The Historic Map Service was trialled by William Kilbride, assistant director of the Archaeology Data Service based at York University. He says its importance lies in the uncovering of historical developments that would otherwise remain hidden. “Early OS maps were created during the Industrial Revolution, so successive editions show radical transformations in the landscape that are relevant to geography, cultural heritage disciplines, economics and demography,” he says.

“The earliest maps describe the shape of our medieval cities, and successive ones show the impact of Victorian and 20th-century expansion. They show the extent of urban encroachment on rural landscapes, and the processes of change in population and the economy.” This provides a kind of “narrative” not only of the landscape itself but also of the “aesthetics of cartography”, he says.

The service offers digital scans of OS map sheets, numbering some 400,000 separate map images. This processing, carried out by the Landmark Information Group, means separate map sheets can be “joined” to provide seamless coverage where the original map images allow it. Zoom and pan functions help users to navigate, and up to four maps of the same location at different dates can be viewed side by side. This gives users immense flexibility in terms of online browsing, viewing, printing and downloading.

Liam Earney, Jisc collections manager and one of those responsible for making the resource available, says such functionality is characteristic of the online resources becoming available and making a significant impact in classrooms and libraries.

“Resources such as this are not only making the most of the available technology to deliver types of use that simply have not been possible up to now,” he says, “but are also opening up these resources to new groups of users in colleges and universities across the country.”

As examples of other resources having a similar impact, Earney cites Early English Books Online - which gives the full text of almost every book published in the English language between 1473 and 1700 - and the online census data collections, also available through Jisc agreements.

“Online collections such as these give people a new way of looking at resources, whether historic maps, the full text of out-of-print books, census data, images or moving pictures. The technology is making all this not only possible but more and more easily accessible,” he says.

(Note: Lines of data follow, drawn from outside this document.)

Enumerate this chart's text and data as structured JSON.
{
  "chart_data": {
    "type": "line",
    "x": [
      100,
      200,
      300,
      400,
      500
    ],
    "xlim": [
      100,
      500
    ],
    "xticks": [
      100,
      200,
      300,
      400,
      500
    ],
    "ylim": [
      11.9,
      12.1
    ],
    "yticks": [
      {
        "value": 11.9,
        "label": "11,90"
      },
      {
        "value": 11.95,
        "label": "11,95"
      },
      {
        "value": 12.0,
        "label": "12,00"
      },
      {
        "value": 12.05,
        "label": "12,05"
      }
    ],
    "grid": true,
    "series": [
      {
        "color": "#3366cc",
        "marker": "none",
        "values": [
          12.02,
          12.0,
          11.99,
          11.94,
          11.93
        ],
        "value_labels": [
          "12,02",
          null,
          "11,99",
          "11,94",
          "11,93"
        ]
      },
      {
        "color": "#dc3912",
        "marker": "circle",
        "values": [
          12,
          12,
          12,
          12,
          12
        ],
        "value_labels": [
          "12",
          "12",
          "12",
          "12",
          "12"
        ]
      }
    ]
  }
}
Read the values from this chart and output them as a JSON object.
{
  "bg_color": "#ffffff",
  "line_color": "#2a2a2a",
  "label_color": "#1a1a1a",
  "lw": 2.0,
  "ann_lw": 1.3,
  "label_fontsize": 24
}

Perhaps most exciting is the use of Historic Map Service in the classroom. Although the project team has envisaged the resource being used to study the changing landscape, contaminated land or the development of modern transport and communications networks, archaeological sites and so on, there will almost certainly be a wide range of less mainstream uses of the resource. These could include genealogical studies, the evaluation of past planning decisions and the examination of agricultural history through the study of field boundaries or changes in place names, to list just a few examples. New users will almost certainly discover other novel uses for themselves.

The Digimap Historic Map Service is set to have a big impact on how we explore both our historic and our geographic environment. As Kilbride says: “There is nowhere in Britain that cannot be better understood by analysis of historic maps, and no university or college that will not benefit from enhanced access to them.”

Tim Riley is manager of the Digimap Historic Map Project and a member of the Edina geo-support team.

The Digimap Historic Map Service is available to all staff and students within a subscribing higher or further education institution.